With Oak Hill (25-2) trailing 43-42 and 2:04 left in the second extra period, Ondera stepped to the line and drilled them both. After teammate Westen Hale hit two more foul shots with 19.1 seconds left to push the lead to 46-43, Ondera was fouled again with 7.4 seconds left.

Before shooting, he motioned to his school’s fans behind the backboard to calm down and not be a distraction. He also turned to an official and pointed out that a Kalida player had hurt his knee and had blood running down his shin.

Then he toed the line and hit nothing but net on both of them.

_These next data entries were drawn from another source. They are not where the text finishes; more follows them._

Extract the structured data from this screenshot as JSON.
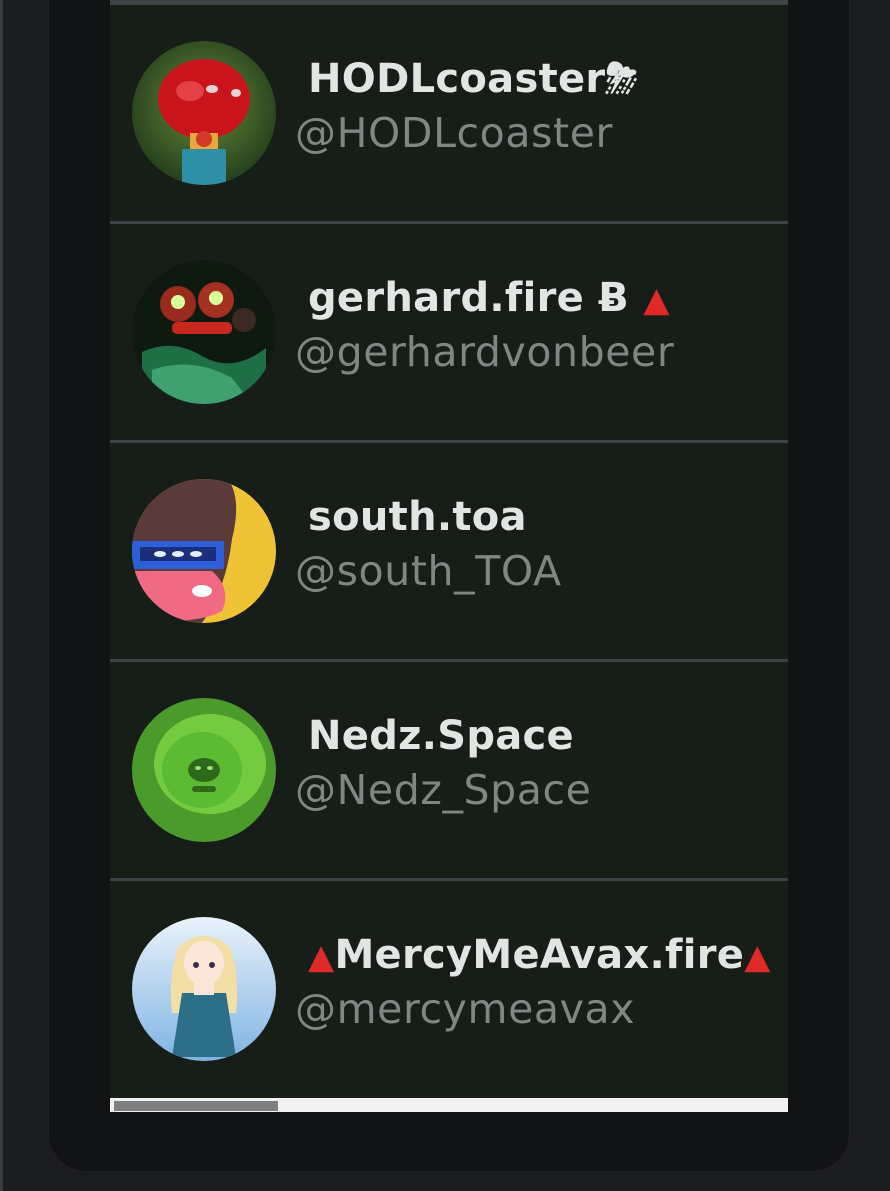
{
  "accounts": [
    {
      "name": "HODLcoaster",
      "suffix": "⛈",
      "handle": "@HODLcoaster",
      "avatar_icon": "red-creature-avatar-icon"
    },
    {
      "name": "gerhard.fire Ƀ",
      "suffix": "▲",
      "handle": "@gerhardvonbeer",
      "avatar_icon": "red-eyed-creature-avatar-icon"
    },
    {
      "name": "south.toa",
      "suffix": "",
      "handle": "@south_TOA",
      "avatar_icon": "pink-masked-creature-avatar-icon"
    },
    {
      "name": "Nedz.Space",
      "suffix": "",
      "handle": "@Nedz_Space",
      "avatar_icon": "green-blob-avatar-icon"
    },
    {
      "prefix": "▲",
      "name": "MercyMeAvax.fire",
      "suffix": "▲",
      "handle": "@mercymeavax",
      "avatar_icon": "anime-girl-avatar-icon"
    }
  ],
  "colors": {
    "row_bg": "#171d17",
    "name_text": "#e3e5e4",
    "handle_text": "#7f8785",
    "accent_red": "#e02a2a"
  },
  "scrollbar": {
    "position_fraction": 0.24
  }
}
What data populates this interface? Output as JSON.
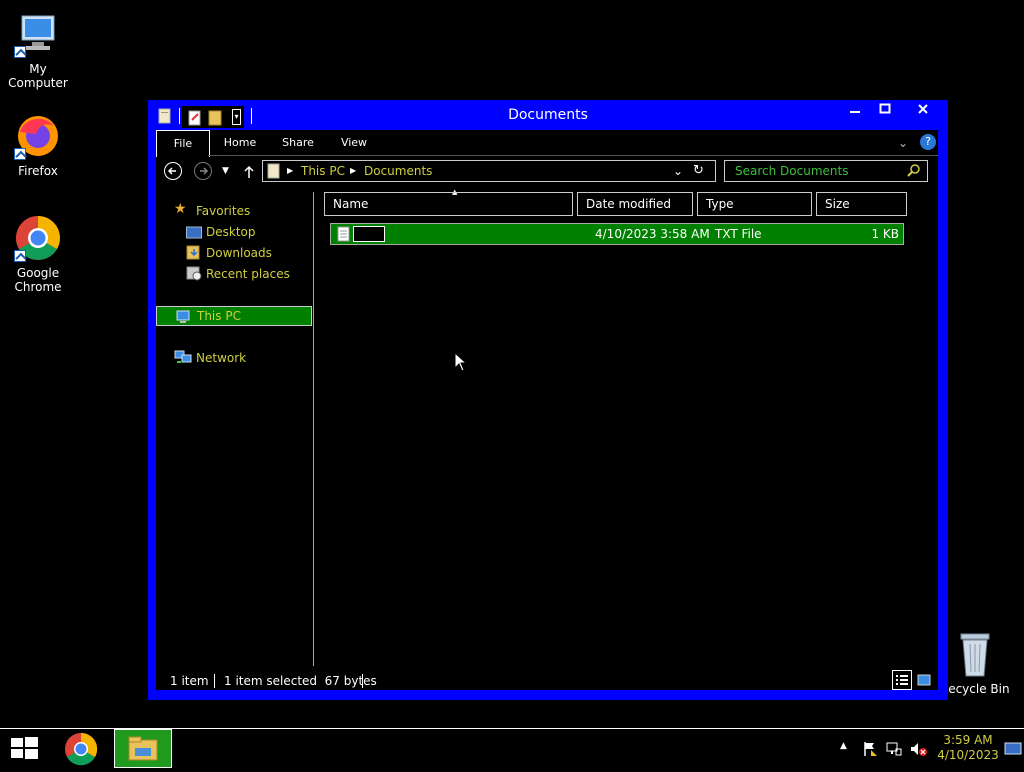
{
  "desktop": {
    "icons": [
      {
        "label": "My Computer",
        "icon": "computer-icon"
      },
      {
        "label": "Firefox",
        "icon": "firefox-icon"
      },
      {
        "label": "Google Chrome",
        "icon": "chrome-icon"
      },
      {
        "label": "Recycle Bin",
        "icon": "recycle-bin-icon"
      }
    ]
  },
  "window": {
    "title": "Documents",
    "controls": {
      "minimize": "▁",
      "maximize": "☐",
      "close": "✕"
    },
    "ribbon": {
      "tabs": [
        "File",
        "Home",
        "Share",
        "View"
      ]
    },
    "address": {
      "segments": [
        "This PC",
        "Documents"
      ]
    },
    "search": {
      "placeholder": "Search Documents"
    },
    "nav": {
      "favorites": "Favorites",
      "favorites_items": [
        "Desktop",
        "Downloads",
        "Recent places"
      ],
      "this_pc": "This PC",
      "network": "Network"
    },
    "columns": [
      "Name",
      "Date modified",
      "Type",
      "Size"
    ],
    "files": [
      {
        "name": "",
        "date": "4/10/2023 3:58 AM",
        "type": "TXT File",
        "size": "1 KB"
      }
    ],
    "status": {
      "items": "1 item",
      "selected": "1 item selected  67 bytes"
    }
  },
  "taskbar": {
    "time": "3:59 AM",
    "date": "4/10/2023"
  },
  "colors": {
    "accent": "#0000ff",
    "selection": "#008000",
    "nav_text": "#cfcf40",
    "search_text": "#3fbf3f"
  }
}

‘‘Everybody was tired, so I was trying to give the guys a rest,’’ said the junior point guard. ‘‘I knew their (bloodied) kid was a good 3-point shooter, so I pointed that out to the ref thinking that maybe I could get him out of the game. But it didn’t work.’’

Ondera finished with just six points, but had 10 rebounds an assist while handling the ball against Kalida’s furious defensive pressure. Ryan Borden and Hale each had 13 points to lead the way.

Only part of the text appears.